Et Mercutio, et Benvolio et Tybald ? C’est la froideur de la querelle après la froideur de la passion. Les coups d’épée, mêlés d’exécrables plaisanteries, ne sont préparés par aucune colère. Les Capulets et les Montaigus ne savent pas plus se haïr que Roméo et Juliette ne savent s’aimer. La même froideur rhétoricienne, sophistique, alambiquée, contournée, prétentieuse, glace la haine des familles, et l’amour des jeunes gens. L’accent de la vengeance ne s’entend pas une seule fois.
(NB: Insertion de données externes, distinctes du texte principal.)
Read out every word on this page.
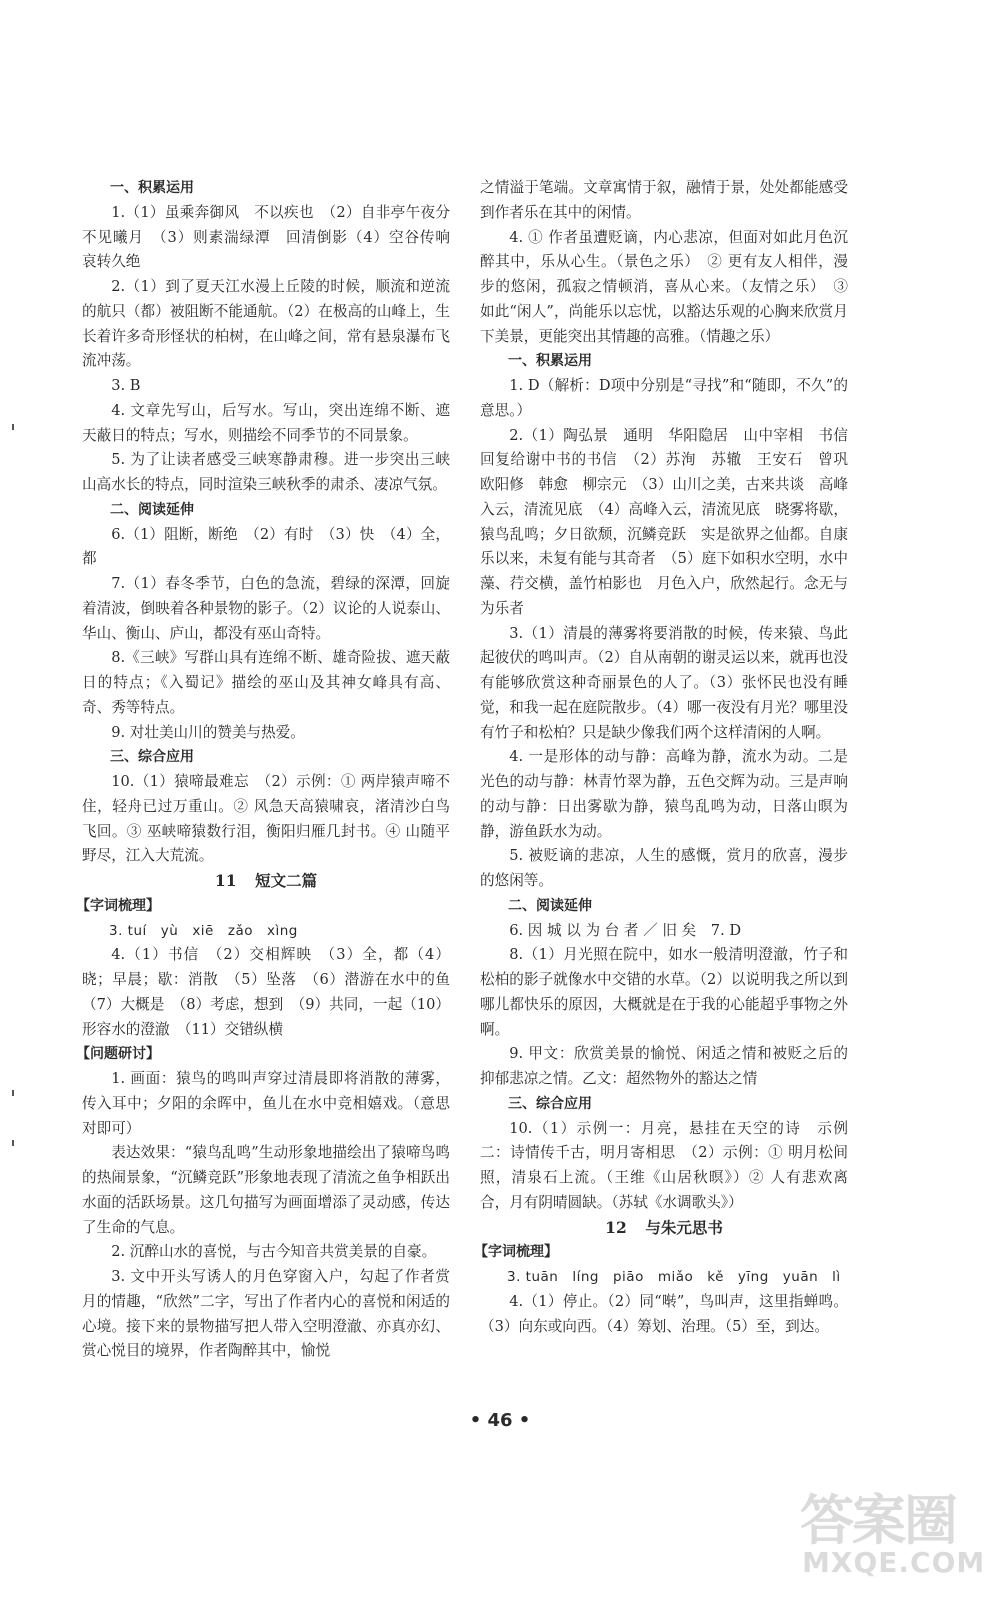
一、积累运用

1.（1）虽乘奔御风　不以疾也　（2）自非亭午夜分　不见曦月　（3）则素湍绿潭　回清倒影（4）空谷传响　哀转久绝

2.（1）到了夏天江水漫上丘陵的时候，顺流和逆流的航只（都）被阻断不能通航。（2）在极高的山峰上，生长着许多奇形怪状的柏树，在山峰之间，常有悬泉瀑布飞流冲荡。

3. B

4. 文章先写山，后写水。写山，突出连绵不断、遮天蔽日的特点；写水，则描绘不同季节的不同景象。

5. 为了让读者感受三峡寒静肃穆。进一步突出三峡山高水长的特点，同时渲染三峡秋季的肃杀、凄凉气氛。

二、阅读延伸

6.（1）阻断，断绝　（2）有时　（3）快　（4）全，都

7.（1）春冬季节，白色的急流，碧绿的深潭，回旋着清波，倒映着各种景物的影子。（2）议论的人说泰山、华山、衡山、庐山，都没有巫山奇特。

8.《三峡》写群山具有连绵不断、雄奇险拔、遮天蔽日的特点；《入蜀记》描绘的巫山及其神女峰具有高、奇、秀等特点。

9. 对壮美山川的赞美与热爱。

三、综合应用

10.（1）猿啼最难忘　（2）示例：① 两岸猿声啼不住，轻舟已过万重山。② 风急天高猿啸哀，渚清沙白鸟飞回。③ 巫峡啼猿数行泪，衡阳归雁几封书。④ 山随平野尽，江入大荒流。

11 短文二篇

【字词梳理】

3. tuí　yù　xiē　zǎo　xìng

4.（1）书信　（2）交相辉映　（3）全，都（4）晓；早晨；歇：消散　（5）坠落　（6）潜游在水中的鱼　（7）大概是　（8）考虑，想到　（9）共同，一起（10）形容水的澄澈　（11）交错纵横

【问题研讨】

1. 画面：猿鸟的鸣叫声穿过清晨即将消散的薄雾，传入耳中；夕阳的余晖中，鱼儿在水中竞相嬉戏。（意思对即可）

表达效果：“猿鸟乱鸣”生动形象地描绘出了猿啼鸟鸣的热闹景象，“沉鳞竞跃”形象地表现了清流之鱼争相跃出水面的活跃场景。这几句描写为画面增添了灵动感，传达了生命的气息。

2. 沉醉山水的喜悦，与古今知音共赏美景的自豪。

3. 文中开头写诱人的月色穿窗入户，勾起了作者赏月的情趣，“欣然”二字，写出了作者内心的喜悦和闲适的心境。接下来的景物描写把人带入空明澄澈、亦真亦幻、赏心悦目的境界，作者陶醉其中，愉悦

之情溢于笔端。文章寓情于叙，融情于景，处处都能感受到作者乐在其中的闲情。

4. ① 作者虽遭贬谪，内心悲凉，但面对如此月色沉醉其中，乐从心生。（景色之乐）　② 更有友人相伴，漫步的悠闲，孤寂之情顿消，喜从心来。（友情之乐）　③ 如此“闲人”，尚能乐以忘忧，以豁达乐观的心胸来欣赏月下美景，更能突出其情趣的高雅。（情趣之乐）

一、积累运用

1. D（解析：D项中分别是“寻找”和“随即，不久”的意思。）

2.（1）陶弘景　通明　华阳隐居　山中宰相　书信　回复给谢中书的书信　（2）苏洵　苏辙　王安石　曾巩　欧阳修　韩愈　柳宗元　（3）山川之美，古来共谈　高峰入云，清流见底　（4）高峰入云，清流见底　晓雾将歇，猿鸟乱鸣；夕日欲颓，沉鳞竞跃　实是欲界之仙都。自康乐以来，未复有能与其奇者　（5）庭下如积水空明，水中藻、荇交横，盖竹柏影也　月色入户，欣然起行。念无与为乐者

3.（1）清晨的薄雾将要消散的时候，传来猿、鸟此起彼伏的鸣叫声。（2）自从南朝的谢灵运以来，就再也没有能够欣赏这种奇丽景色的人了。（3）张怀民也没有睡觉，和我一起在庭院散步。（4）哪一夜没有月光？哪里没有竹子和松柏？只是缺少像我们两个这样清闲的人啊。

4. 一是形体的动与静：高峰为静，流水为动。二是光色的动与静：林青竹翠为静，五色交辉为动。三是声响的动与静：日出雾歇为静，猿鸟乱鸣为动，日落山暝为静，游鱼跃水为动。

5. 被贬谪的悲凉，人生的感慨，赏月的欣喜，漫步的悠闲等。

二、阅读延伸

6. 因 城 以 为 台 者 ／ 旧 矣　7. D

8.（1）月光照在院中，如水一般清明澄澈，竹子和松柏的影子就像水中交错的水草。（2）以说明我之所以到哪儿都快乐的原因，大概就是在于我的心能超乎事物之外啊。

9. 甲文：欣赏美景的愉悦、闲适之情和被贬之后的抑郁悲凉之情。乙文：超然物外的豁达之情

三、综合应用

10.（1）示例一：月亮，悬挂在天空的诗　示例二：诗情传千古，明月寄相思　（2）示例：① 明月松间照，清泉石上流。（王维《山居秋暝》）② 人有悲欢离合，月有阴晴圆缺。（苏轼《水调歌头》）

12 与朱元思书

【字词梳理】

3. tuān　líng　piāo　miǎo　kě　yīng　yuān　lì

4.（1）停止。（2）同“啭”，鸟叫声，这里指蝉鸣。（3）向东或向西。（4）筹划、治理。（5）至，到达。

• 46 •
答案圈
MXQE.COM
L’ennemi qui attaque son ennemi, dans la rue, légèrement, qui dégaine, parce que, dans ce moment-là, la fantaisie lui prend de tirer l’épée, cet ennemi-là ne connaît pas la colère. Les bonnes gens déclarent eux-mêmes qu’ils sont disposés à se battre, parce que la grande chaleur leur fait bouillonner le sang.

C’est un petit tapage d’enfants querelleurs et mal élevés, braillards et méchants. Ces petits amours et ces petites rancunes sont les entrecroisements de plusieurs petits caprices.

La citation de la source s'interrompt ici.